Je ne peux pas dire que j’y ai vraiment « travaillé ». Ce qu’on confiait aux jeunes frappes de mon genre, c’était une série de tâches allant des petites commissions aux menus services. Mon rôle consistait donc le plus souvent à verser du whisky de qualité suspecte dans des gobelets en plastique blanc.
À partir de ce moment-là, ma vie n’a plus été qu’une longue liste de boulots différents – cette fois bien réels et toujours dans le secteur administratif. Un chemin qui m’a mené à ouvrir mon premier rade en 2006 et à en fréquenter un paquet d’autres.
Je peux commencer avec l’histoire de ce client qui, persuadé que je ne respectais pas le bon ordre d’arrivée, a attiré mon attention en pointant un flingue vers moi : « Je crois que c’est mon tour ».
J’habite à Naples et ma vie professionnelle m’a souvent amené à tafer dans une zone qui part de la périphérie nord de la ville pour s’étendre jusqu’aux confins de Caserte. Un coin assez grand dans lequel bars et discothèques prolifèrent. Ne parler que de ces lieux serait pourtant réducteur.
Il existe des dizaines d’événements différents qui nécessitent l’emploi de barmen prêts à servir des centaines de personnes le même soir ; concerts, fêtes de quartier ou buffets géants. On les considère comme des « points de vente » et ils servent pour beaucoup d’entrée dans le monde des bars.
Je parle de soirées qui peuvent réunir entre 1 500 et 2 000 personnes – et qui réclament des horaires de travail que vous pouvez imaginer.
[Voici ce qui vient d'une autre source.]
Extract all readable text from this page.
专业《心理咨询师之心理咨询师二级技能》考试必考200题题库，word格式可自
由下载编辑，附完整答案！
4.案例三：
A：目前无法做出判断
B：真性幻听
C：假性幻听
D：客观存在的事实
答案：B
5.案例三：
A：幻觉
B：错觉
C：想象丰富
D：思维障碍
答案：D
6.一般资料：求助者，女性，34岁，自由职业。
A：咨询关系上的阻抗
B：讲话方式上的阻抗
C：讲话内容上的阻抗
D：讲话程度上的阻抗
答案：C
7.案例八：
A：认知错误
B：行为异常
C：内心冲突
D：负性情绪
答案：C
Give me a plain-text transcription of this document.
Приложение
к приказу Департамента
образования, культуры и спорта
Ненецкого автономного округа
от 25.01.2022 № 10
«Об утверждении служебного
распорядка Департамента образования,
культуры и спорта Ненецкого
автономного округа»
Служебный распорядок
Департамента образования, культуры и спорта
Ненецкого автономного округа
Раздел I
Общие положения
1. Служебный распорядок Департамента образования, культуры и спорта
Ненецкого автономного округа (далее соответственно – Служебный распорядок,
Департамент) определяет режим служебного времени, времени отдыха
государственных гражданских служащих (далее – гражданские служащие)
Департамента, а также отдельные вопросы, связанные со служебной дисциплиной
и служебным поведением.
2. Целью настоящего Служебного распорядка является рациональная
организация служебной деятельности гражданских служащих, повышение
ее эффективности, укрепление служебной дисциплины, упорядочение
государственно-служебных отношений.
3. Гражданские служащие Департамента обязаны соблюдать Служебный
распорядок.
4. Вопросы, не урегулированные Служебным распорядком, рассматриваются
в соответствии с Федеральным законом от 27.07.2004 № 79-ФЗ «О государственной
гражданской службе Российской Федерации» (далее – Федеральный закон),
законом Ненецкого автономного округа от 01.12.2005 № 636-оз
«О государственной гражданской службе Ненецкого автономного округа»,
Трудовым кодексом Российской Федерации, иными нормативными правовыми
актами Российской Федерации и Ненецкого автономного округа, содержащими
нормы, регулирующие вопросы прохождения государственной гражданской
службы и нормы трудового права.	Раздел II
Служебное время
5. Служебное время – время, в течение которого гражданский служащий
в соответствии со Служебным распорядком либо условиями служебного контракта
Avec un de mes collègues, on avait l’habitude de dire que si on faisait moins de 12 heures de taf par jour, on ne pouvait pas dire qu’on avait vraiment bossé : on avait rendu service au patron mais on ne pouvait pas réclamer de salaire.
L’événement le plus blindé auquel j’ai assisté, c’était une soirée avec des DJs du monde entier. Il y avait environ 15 000 personnes qui avaient payé pour en être. Mais ce n’est même pas ce soir-là que j’ai servi le plus de verres. Ce record personnel, je l’ai atteint lors d’une journée de taf de 12 heures consécutives pendant lesquelles j’ai servi plus de 900 boissons. Et, comme on peut s’y attendre avec des chiffres de cette ampleur, les clients ont commandé tout et n’importe quoi.
Je pourrais commencer avec l’histoire de ce client qui, persuadé que je ne respectais pas le bon ordre d’arrivée, a attiré mon attention en pointant un flingue vers moi : « Je crois que c’est à mon tour ». Ou celui qui, fatigué de faire la queue devant la caisse, a essayé de résoudre le problème en me proposant directement 50 balles. Pour une bouteille d’eau.
Vous apprenez à distinguer qui appartient réellement à un écosystème camorriste et qui, au contraire, n’est qu’une imitation. Généralement, les premiers n’ont pas besoin de le hurler sur tous les toits.
Dans ce genre de bails, les clients commandent principalement des mélanges d’alcool qu’ils considèrent particulièrement indiqués pour atteindre un état d’ébriété avancé en quelques gorgées. Tous unis par le même leitmotiv : la mite toujours plus vite. La consommation de boissons particulièrement sucrées semble avoir augmenté au fil des années, parallèlement à la consommation de MDMA censée amplifier et magnifier la perception de ces saveurs.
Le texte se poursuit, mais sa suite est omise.